Therapeutic Drug Monitoring of Ganciclovir in Cytomegalovirus-Infected Patients With Solid Organ Transplants and Its Correlation to Efficacy and Toxicity.

Abstract

Cytomegalovirus causes morbidity and mortality, especially in immunocompromised patients, and is treated with (val)ganciclovir. Therapeutic drug monitoring of ganciclovir is often performed; however, clinically established target trough levels corresponding to efficacy are lacking. In 2021, our clinic increased the target trough level for ganciclovir from 1 to 2 mg/L to 2-4 mg/L. This study aims to compare both target trough levels in efficacy, toxicity, and occurrence of resistance. A retrospective cohort study was performed in adult solid organ recipients treated for cytomegalovirus infection with (val)ganciclovir. Clinical efficacy was defined as the absence of treatment failure, defined as > 1 log 10 increase in viral load within 2 weeks of treatment initiation, therapy switch to foscarnet, and/or request for resistance analysis. A total of 46 patients were involved in the study, with 200 ganciclovir trough levels obtained.

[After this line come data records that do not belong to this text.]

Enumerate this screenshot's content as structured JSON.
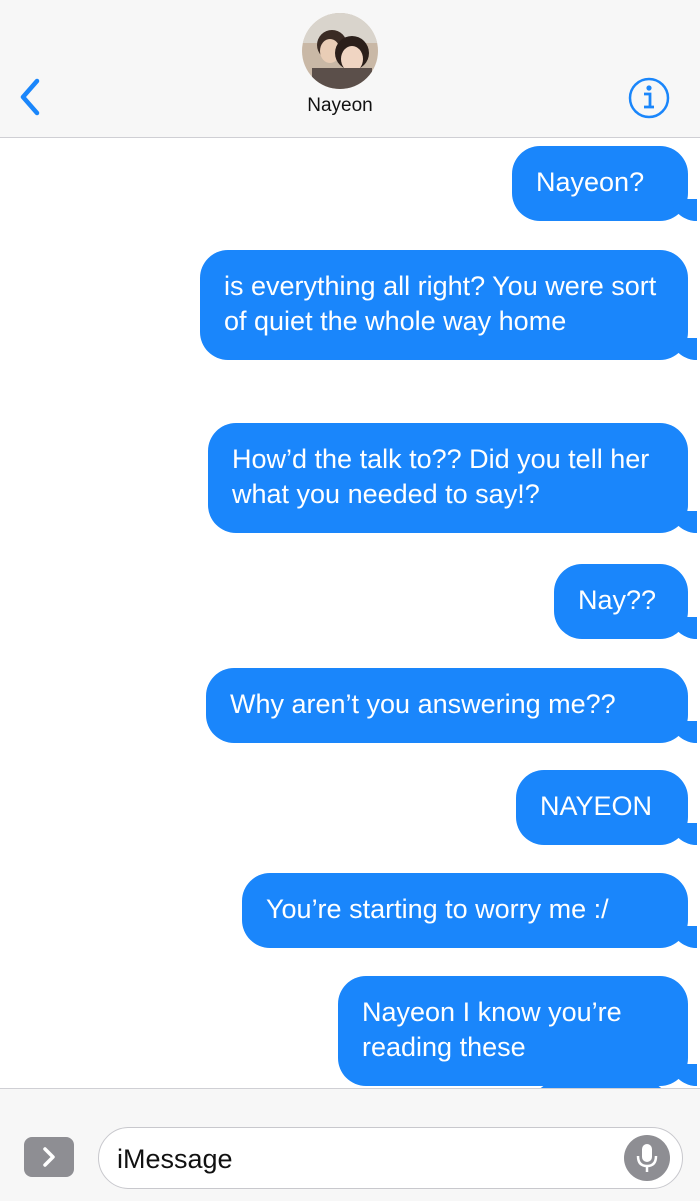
{
  "header": {
    "contact_name": "Nayeon",
    "accent_color": "#1a86fb",
    "back_icon": "chevron-left-icon",
    "info_icon": "info-icon"
  },
  "messages": [
    {
      "text": "Nayeon?"
    },
    {
      "text": "is everything all right? You were sort of quiet the whole way home"
    },
    {
      "text": "How’d the talk to?? Did you tell her what you needed to say!?"
    },
    {
      "text": "Nay??"
    },
    {
      "text": "Why aren’t you answering me??"
    },
    {
      "text": "NAYEON"
    },
    {
      "text": "You’re starting to worry me :/"
    },
    {
      "text": "Nayeon I know you’re reading these"
    }
  ],
  "input_bar": {
    "placeholder": "iMessage",
    "apps_icon": "chevron-right-icon",
    "mic_icon": "microphone-icon"
  }
}
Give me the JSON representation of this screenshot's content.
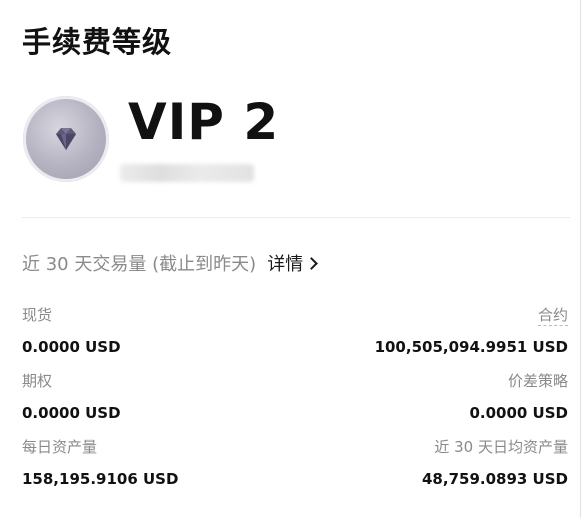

The composite endpoint was recorded in 23 (69.7%) and 10 (76.9%) patients in the 1-2 mg/L and the 2-4 mg/L group, respectively ( P = 0.18). No association was found between ganciclovir trough levels and the composite endpoint ( P = 1.0). However, a correlation was found between ganciclovir trough levels and the occurrence of lymphopenia ( P = 0.02). Our study could not establish a difference in clinical efficacy or toxicity between target trough levels of 1-2 mg/L or 2-4 mg/L because of the lack of clinical differences between the compared groups. However, a correlation was found between ganciclovir trough levels and lymphopenia, which warrants further investigation.